A function from $A$ to $B$ is defined to be a subset of $A\times B$ (the set of ordered pairs whose first element is in $A$, and whose second element is in $B$) satisfying the following two properties: first, for all $x\in A$, there exists $y\in B$ such that $(x,y)\in f$. Second, if $(x,y), (x,y')\in f$ for some $x\in A, y,y'\in B$, then $y=y'$. The first property prevents us from having functions with "undefined" values.

Your reasoning with the function $f(x)=\frac 1 x$ is valid if we consider $f$ to be a function from $\mathbb{R}\backslash\{0\}$ to itself. Otherwise, if we tried to consider $0$ to be part of the domain of $f$, then $f(0)$ cannot even be defined, so you can't say that $y=f(x)$.

Everything above is based off of the standard notion of a function. The concept of a partial function exists (which is given by dropping the first requirement for a function), which allows for some points to have "undefined" values.

Answer 4

You can think of functions as arrows from one set $A$ to an other set $B$ such that in every element of $A$ starts exactly one arrow. The inverse function, if it exists, reverses the arrows such that the direction of the arrows change: the arrows start now in $B$. However, if $f$ is not surjective, then there are elements in $B$ that do not receive an arrow starting in $A$. Then, you cannot reverse the arrows because by definition of a function, in every element of $B$ an arrow must start.

In short: every element of the domain of a function MUST be mapped to a certain value.

Answer 5

Because, while such functions look like inverses in a lot of ways, they don't actually satisfy the definition.

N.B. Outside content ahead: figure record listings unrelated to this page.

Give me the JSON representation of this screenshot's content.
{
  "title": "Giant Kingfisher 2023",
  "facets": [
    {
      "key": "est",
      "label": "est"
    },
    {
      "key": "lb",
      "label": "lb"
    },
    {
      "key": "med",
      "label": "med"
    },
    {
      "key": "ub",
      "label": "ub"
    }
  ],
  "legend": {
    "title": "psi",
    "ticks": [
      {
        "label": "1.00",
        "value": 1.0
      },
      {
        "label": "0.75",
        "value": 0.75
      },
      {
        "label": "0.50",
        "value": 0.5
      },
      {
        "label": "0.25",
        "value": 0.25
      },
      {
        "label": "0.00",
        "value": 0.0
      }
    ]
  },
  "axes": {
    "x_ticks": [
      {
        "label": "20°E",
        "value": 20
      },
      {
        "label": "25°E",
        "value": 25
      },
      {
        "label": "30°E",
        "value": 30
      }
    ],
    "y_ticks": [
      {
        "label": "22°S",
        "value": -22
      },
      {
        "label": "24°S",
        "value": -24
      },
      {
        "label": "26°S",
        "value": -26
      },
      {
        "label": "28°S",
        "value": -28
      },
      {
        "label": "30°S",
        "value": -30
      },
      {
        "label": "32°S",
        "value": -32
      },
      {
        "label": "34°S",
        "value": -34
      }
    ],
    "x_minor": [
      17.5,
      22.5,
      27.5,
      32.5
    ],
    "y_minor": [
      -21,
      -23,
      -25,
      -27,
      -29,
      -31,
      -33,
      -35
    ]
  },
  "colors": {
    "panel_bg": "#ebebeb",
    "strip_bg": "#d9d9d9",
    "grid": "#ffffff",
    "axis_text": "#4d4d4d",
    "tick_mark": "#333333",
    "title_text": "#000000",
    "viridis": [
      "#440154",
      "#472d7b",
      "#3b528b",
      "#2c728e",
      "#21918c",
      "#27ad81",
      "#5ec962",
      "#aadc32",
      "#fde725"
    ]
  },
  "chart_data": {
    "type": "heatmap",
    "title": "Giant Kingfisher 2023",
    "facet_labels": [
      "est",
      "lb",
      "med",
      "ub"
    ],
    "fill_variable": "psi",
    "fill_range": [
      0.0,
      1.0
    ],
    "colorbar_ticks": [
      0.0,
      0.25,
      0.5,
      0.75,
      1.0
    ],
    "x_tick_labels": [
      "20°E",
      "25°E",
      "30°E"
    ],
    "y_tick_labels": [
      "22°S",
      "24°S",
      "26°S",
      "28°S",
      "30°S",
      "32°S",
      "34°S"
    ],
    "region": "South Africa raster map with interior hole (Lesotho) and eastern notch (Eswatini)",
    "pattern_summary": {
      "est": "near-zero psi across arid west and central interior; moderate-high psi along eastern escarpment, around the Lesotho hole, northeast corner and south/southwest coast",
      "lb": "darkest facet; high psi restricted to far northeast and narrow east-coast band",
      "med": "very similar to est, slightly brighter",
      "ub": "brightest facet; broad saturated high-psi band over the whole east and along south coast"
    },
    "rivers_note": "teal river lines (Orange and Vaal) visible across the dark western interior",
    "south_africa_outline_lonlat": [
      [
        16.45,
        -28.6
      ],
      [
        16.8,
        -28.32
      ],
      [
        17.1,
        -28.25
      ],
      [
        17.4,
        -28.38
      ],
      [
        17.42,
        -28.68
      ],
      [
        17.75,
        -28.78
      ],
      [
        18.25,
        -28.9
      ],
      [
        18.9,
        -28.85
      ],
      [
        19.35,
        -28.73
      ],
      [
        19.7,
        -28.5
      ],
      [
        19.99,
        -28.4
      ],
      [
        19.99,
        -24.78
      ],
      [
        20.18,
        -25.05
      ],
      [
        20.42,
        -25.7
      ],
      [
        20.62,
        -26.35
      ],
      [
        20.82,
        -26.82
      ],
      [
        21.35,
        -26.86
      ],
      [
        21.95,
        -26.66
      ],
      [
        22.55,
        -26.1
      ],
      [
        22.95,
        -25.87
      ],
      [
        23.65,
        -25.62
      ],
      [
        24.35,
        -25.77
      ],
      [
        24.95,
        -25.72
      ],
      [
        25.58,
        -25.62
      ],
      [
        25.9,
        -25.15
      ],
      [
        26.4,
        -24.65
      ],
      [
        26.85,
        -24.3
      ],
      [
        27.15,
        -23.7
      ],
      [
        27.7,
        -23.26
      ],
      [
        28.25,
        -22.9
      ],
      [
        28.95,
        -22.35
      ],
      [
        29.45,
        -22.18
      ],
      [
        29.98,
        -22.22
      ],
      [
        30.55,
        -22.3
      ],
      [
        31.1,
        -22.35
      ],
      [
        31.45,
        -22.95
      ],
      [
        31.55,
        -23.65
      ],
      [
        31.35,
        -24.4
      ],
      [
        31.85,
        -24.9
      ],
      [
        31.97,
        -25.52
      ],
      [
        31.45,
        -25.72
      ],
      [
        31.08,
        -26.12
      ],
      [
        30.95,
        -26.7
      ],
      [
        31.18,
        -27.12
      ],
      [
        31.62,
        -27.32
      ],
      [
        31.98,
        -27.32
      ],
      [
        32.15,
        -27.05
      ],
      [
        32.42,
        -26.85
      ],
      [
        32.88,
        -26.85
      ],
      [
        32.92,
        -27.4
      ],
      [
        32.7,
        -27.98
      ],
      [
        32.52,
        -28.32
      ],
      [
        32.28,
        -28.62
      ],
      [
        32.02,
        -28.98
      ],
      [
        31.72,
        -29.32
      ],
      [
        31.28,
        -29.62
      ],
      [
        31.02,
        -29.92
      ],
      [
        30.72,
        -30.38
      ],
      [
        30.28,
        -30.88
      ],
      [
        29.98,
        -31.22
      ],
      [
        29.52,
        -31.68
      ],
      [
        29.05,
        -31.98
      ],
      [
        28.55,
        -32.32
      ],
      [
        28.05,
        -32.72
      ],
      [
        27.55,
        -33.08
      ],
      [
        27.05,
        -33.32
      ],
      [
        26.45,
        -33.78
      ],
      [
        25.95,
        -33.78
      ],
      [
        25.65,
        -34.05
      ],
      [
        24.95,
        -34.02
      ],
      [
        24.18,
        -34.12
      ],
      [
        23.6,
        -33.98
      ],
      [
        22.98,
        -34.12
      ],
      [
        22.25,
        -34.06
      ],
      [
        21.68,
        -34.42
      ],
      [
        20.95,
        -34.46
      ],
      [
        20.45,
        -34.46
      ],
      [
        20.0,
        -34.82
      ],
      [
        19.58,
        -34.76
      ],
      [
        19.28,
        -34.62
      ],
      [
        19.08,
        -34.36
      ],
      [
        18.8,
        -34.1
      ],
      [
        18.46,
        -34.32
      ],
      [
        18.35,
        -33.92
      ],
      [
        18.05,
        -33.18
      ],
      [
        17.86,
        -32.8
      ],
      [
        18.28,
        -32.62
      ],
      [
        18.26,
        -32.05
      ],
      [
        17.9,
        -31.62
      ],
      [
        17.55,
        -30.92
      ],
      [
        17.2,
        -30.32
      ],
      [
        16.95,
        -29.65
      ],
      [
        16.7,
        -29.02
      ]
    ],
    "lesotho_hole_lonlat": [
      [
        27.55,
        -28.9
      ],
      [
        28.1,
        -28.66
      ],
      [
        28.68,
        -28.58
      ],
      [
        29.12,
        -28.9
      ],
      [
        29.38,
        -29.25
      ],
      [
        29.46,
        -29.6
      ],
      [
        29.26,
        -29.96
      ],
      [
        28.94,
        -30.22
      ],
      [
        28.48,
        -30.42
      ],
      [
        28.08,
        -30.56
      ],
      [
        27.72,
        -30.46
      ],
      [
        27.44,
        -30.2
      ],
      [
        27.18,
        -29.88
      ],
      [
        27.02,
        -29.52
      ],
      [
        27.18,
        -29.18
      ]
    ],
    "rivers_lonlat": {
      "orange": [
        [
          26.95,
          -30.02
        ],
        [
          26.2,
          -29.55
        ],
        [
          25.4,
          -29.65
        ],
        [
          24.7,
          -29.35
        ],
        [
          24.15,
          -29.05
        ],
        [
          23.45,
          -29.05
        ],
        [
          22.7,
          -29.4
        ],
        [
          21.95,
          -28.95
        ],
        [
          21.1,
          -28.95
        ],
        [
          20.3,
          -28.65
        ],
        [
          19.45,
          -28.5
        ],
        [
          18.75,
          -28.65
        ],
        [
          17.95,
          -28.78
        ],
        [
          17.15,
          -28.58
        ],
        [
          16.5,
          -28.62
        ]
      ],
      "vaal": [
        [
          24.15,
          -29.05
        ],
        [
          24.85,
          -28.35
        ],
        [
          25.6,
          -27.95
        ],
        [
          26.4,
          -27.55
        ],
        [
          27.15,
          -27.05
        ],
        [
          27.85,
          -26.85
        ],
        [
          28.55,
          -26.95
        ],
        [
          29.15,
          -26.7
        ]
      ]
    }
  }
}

Let's look at the first example you give.

First of all, "undefined" isn't a valid output for a function: by definition, a function must be defined on its whole domain.

We can get around this by having $g$ send $4$ to some random element of $A$ - say, $a$. This causes two problems. The first problem is that $g$ isn't unique anymore: we have three different choices for $g$, since we have three different choices for where $4$ goes.

Another problem, closely related, is seen by looking at the definition of the inverse function:

$g: B\rightarrow A$ is the inverse of $f: A\rightarrow B$ if (i) for all $x\in A$ we have $(g\circ f)(x)=x$ and (ii) for all $y\in B$ we have $(f\circ g)(y)=y$. Or, using somewhat different notation, (i) $g\circ f=id_X$ and (ii) $f\circ g=id_Y$.

It's this second clause which is a problem if $f$ isn't surjective: no matter where $g$ sends $4$, we don't have $(f\circ g)(4)=4$ (e.g. if $g(4)=a$ then $(f\circ g)(4)=1$).

Now, there are also left and right inverses. In the example you give, we do have $g\circ f=id_X$; this means that $g$ is a left inverse of $f$, and $f$ is a right inverse of $g$. But this is quite different from an actual inverse. Also, it's not unique: a function may have many left- or right-inverses.

That said, for applications it's often true that a one-sided inverse is enough, and we don't need a genuine inverse; one setting where this crops up a lot is trigonometry, where it's useful to consider the one-sided inverses of trig functions (arctan, arcsin, arccos, ...) which don't have genuine inverses.